Fastest way to fit a parabola to set of points?

If the points have no error associated, you may interpolate by three points. Otherwise least squares or any equivalent formulation is the way to go.

I recently needed to find a parabola that passes through 3 points.

suppose you have (x1,y1), (x2,y2) and (x3,y3) and you want the parabola

y-y0 = a*(x-x0)^2

to pass through them: find y0, x0, and a.

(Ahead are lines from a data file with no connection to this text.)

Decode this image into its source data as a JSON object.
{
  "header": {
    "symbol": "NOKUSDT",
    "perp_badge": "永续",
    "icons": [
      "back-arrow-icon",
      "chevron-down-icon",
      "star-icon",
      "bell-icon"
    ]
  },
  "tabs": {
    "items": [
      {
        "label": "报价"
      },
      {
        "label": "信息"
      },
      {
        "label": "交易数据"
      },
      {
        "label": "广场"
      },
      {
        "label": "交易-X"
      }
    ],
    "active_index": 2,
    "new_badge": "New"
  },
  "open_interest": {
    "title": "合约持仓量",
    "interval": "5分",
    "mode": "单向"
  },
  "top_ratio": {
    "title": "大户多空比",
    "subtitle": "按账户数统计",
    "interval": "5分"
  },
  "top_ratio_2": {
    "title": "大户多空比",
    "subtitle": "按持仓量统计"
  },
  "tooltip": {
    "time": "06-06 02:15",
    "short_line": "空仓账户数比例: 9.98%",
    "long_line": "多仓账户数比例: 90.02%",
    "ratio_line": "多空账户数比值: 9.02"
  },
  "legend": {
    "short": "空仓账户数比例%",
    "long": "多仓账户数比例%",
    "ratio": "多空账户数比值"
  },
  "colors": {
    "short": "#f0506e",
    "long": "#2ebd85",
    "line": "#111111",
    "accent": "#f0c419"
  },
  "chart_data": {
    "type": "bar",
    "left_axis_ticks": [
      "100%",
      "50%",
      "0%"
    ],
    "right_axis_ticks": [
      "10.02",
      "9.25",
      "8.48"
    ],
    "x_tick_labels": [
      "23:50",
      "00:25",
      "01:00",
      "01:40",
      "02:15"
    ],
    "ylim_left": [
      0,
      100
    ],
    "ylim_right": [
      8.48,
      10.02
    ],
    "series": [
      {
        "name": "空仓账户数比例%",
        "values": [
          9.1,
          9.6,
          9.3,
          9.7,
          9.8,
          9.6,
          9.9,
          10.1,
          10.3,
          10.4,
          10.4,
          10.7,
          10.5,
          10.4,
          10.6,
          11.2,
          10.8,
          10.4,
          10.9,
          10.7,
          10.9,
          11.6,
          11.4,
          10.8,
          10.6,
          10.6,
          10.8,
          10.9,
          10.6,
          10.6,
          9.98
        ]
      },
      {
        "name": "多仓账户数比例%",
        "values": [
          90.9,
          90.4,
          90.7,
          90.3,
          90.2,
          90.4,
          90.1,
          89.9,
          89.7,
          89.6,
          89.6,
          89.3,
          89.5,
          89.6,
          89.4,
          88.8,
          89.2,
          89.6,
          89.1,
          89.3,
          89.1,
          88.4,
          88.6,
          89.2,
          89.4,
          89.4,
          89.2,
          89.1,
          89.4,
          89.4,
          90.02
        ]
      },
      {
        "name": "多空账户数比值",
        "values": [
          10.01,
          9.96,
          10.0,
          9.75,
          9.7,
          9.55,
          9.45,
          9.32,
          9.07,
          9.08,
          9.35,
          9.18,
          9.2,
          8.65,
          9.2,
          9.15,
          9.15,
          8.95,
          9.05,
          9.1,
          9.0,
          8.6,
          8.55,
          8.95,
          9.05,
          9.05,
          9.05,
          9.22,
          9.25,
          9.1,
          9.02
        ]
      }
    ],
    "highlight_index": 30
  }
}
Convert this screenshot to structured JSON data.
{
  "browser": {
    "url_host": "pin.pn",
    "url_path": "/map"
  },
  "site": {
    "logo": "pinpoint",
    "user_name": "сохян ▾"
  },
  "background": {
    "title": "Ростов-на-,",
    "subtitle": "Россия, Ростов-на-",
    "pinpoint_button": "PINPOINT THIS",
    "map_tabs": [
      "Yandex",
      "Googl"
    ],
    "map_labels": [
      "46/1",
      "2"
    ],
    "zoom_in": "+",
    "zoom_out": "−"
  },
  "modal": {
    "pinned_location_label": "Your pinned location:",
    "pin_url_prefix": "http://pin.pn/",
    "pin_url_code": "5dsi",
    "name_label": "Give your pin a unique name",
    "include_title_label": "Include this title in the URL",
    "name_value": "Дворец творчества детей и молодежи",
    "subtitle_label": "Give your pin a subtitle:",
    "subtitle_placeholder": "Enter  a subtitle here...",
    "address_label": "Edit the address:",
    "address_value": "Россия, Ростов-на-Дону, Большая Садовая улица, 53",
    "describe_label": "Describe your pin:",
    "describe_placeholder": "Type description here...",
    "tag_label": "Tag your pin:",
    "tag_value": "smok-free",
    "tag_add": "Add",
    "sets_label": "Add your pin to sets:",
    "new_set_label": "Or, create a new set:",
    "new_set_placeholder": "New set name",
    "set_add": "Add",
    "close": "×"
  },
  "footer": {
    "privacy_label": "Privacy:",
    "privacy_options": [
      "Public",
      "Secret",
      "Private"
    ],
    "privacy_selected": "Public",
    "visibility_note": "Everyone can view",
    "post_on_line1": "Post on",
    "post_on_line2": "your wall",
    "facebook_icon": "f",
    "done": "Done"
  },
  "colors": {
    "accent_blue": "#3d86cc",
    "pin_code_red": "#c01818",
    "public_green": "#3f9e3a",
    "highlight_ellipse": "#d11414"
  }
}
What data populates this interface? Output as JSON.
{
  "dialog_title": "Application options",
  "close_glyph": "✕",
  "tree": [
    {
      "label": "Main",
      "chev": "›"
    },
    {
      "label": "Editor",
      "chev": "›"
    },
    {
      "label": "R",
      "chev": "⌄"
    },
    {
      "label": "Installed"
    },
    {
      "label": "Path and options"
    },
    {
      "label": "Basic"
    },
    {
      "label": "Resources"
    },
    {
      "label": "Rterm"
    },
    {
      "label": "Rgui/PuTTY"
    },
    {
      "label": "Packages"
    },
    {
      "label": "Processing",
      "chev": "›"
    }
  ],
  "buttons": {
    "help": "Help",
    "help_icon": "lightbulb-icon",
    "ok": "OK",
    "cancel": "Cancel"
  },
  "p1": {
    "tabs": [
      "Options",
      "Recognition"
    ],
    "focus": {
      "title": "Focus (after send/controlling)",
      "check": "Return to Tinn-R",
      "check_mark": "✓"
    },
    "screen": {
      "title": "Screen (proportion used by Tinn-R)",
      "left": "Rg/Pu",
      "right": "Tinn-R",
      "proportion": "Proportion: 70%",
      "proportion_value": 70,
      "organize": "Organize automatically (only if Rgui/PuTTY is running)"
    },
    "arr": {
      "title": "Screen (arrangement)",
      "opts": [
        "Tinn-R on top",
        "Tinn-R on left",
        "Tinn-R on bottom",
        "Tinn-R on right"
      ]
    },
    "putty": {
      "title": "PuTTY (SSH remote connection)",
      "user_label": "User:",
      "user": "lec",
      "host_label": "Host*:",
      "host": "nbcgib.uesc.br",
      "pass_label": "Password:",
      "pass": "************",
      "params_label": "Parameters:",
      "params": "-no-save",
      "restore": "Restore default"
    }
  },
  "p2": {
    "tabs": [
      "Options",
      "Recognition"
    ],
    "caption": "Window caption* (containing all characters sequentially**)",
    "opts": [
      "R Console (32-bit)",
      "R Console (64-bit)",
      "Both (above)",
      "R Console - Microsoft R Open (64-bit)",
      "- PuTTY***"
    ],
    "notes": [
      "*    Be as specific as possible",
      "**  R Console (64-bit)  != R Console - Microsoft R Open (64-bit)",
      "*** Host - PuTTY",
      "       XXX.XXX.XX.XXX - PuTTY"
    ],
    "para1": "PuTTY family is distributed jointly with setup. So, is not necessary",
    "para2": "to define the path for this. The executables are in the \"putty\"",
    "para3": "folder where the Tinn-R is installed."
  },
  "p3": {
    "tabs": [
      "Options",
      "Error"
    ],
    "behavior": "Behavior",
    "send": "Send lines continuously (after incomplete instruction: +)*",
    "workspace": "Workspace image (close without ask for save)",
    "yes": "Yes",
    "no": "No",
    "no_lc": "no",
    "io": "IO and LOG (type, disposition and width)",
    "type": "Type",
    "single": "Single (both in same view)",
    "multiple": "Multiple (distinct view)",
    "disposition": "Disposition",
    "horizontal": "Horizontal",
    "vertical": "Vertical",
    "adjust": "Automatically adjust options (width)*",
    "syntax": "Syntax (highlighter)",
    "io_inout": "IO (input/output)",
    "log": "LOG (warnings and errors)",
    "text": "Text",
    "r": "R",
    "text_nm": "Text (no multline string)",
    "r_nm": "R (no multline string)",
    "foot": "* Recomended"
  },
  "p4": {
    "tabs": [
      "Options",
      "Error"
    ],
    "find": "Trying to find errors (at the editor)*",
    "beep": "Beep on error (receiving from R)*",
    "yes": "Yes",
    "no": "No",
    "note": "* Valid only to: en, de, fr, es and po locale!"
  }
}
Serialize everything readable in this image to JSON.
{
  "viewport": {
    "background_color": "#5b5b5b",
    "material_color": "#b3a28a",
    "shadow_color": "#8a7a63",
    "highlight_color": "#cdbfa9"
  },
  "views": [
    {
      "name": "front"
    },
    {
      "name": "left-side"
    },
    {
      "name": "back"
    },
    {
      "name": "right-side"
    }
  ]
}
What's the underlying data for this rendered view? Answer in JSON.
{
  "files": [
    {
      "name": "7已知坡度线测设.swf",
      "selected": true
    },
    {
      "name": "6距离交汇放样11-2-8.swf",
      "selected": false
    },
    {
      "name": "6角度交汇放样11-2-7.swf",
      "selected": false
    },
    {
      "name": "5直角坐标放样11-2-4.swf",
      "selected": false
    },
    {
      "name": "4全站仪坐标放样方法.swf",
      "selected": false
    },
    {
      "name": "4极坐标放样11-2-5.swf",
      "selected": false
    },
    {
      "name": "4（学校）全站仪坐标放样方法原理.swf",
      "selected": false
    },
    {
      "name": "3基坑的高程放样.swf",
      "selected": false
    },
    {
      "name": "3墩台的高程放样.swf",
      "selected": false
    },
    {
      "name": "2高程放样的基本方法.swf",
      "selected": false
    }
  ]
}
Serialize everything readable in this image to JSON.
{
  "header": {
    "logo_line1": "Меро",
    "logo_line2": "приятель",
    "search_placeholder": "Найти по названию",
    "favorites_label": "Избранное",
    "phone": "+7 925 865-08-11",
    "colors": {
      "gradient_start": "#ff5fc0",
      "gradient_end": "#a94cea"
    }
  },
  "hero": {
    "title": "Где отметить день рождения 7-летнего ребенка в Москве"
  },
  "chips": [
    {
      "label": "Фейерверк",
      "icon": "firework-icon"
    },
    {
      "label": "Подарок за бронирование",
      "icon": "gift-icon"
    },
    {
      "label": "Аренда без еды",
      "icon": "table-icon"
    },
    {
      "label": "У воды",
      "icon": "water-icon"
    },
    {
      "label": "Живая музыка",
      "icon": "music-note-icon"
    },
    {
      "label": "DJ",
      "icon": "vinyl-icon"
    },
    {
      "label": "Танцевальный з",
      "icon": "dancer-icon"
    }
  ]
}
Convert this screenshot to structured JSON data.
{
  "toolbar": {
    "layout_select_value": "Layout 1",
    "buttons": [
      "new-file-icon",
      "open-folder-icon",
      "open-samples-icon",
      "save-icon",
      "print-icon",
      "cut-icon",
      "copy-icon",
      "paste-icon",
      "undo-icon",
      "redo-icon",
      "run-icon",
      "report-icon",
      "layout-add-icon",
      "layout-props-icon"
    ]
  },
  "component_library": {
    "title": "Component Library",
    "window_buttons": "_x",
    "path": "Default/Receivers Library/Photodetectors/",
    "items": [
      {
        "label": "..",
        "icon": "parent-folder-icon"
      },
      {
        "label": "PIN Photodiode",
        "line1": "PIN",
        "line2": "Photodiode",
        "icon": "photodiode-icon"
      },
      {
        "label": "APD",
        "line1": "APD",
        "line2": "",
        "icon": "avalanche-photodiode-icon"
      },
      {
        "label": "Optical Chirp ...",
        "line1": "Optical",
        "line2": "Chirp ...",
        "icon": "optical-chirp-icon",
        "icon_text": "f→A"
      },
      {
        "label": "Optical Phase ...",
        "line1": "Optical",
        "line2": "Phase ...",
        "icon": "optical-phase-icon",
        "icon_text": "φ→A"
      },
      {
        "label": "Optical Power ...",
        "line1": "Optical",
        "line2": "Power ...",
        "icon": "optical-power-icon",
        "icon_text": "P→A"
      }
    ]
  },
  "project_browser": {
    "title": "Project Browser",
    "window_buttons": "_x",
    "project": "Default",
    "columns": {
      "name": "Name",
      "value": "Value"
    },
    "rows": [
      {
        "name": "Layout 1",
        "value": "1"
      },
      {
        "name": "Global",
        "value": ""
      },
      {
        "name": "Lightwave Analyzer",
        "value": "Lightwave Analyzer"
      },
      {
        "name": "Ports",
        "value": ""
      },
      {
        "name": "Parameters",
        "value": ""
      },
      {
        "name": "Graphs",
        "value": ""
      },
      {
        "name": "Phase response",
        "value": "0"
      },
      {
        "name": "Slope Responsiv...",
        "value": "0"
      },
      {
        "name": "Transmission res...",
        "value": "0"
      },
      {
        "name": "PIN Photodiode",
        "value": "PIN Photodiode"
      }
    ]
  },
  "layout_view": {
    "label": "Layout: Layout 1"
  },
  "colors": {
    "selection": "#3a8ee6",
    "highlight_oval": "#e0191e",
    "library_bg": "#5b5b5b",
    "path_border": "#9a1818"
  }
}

You can do some algebra and get this solution (providing the points aren't all on a line) :

let c = (y1-y2) / (y2-y3)
x0    = ( -x1^2 + x2^2 + c*( x2^2 - x3^2 ) )  /  (2.0*( -x1+x2 + c*x2 - c*x3 ))
a     = (y1-y2)  /  ( (x1-x0)^2 - (x2-x0)^2 )
y0    = y1 - a*(x1-x0)^2

Note in the equation for c if y2==y3 then you've got a problem. So in my algorithm I check for this and swap say x1, y1 with x2, y2 and then proceed.

hope that helps!

Paul Probert

A calculated solution is almost always faster than an iterative solution. The "exception" would be for low iteration counts and complex calculations.

I would use the least squares method. I've only every coded it for linear regression fits but it can be used for parabolas (I had reason to look it up recently - sources included an old edition of "Numerical Recipes" Press et al; and "Engineering Mathematics" Kreyzig).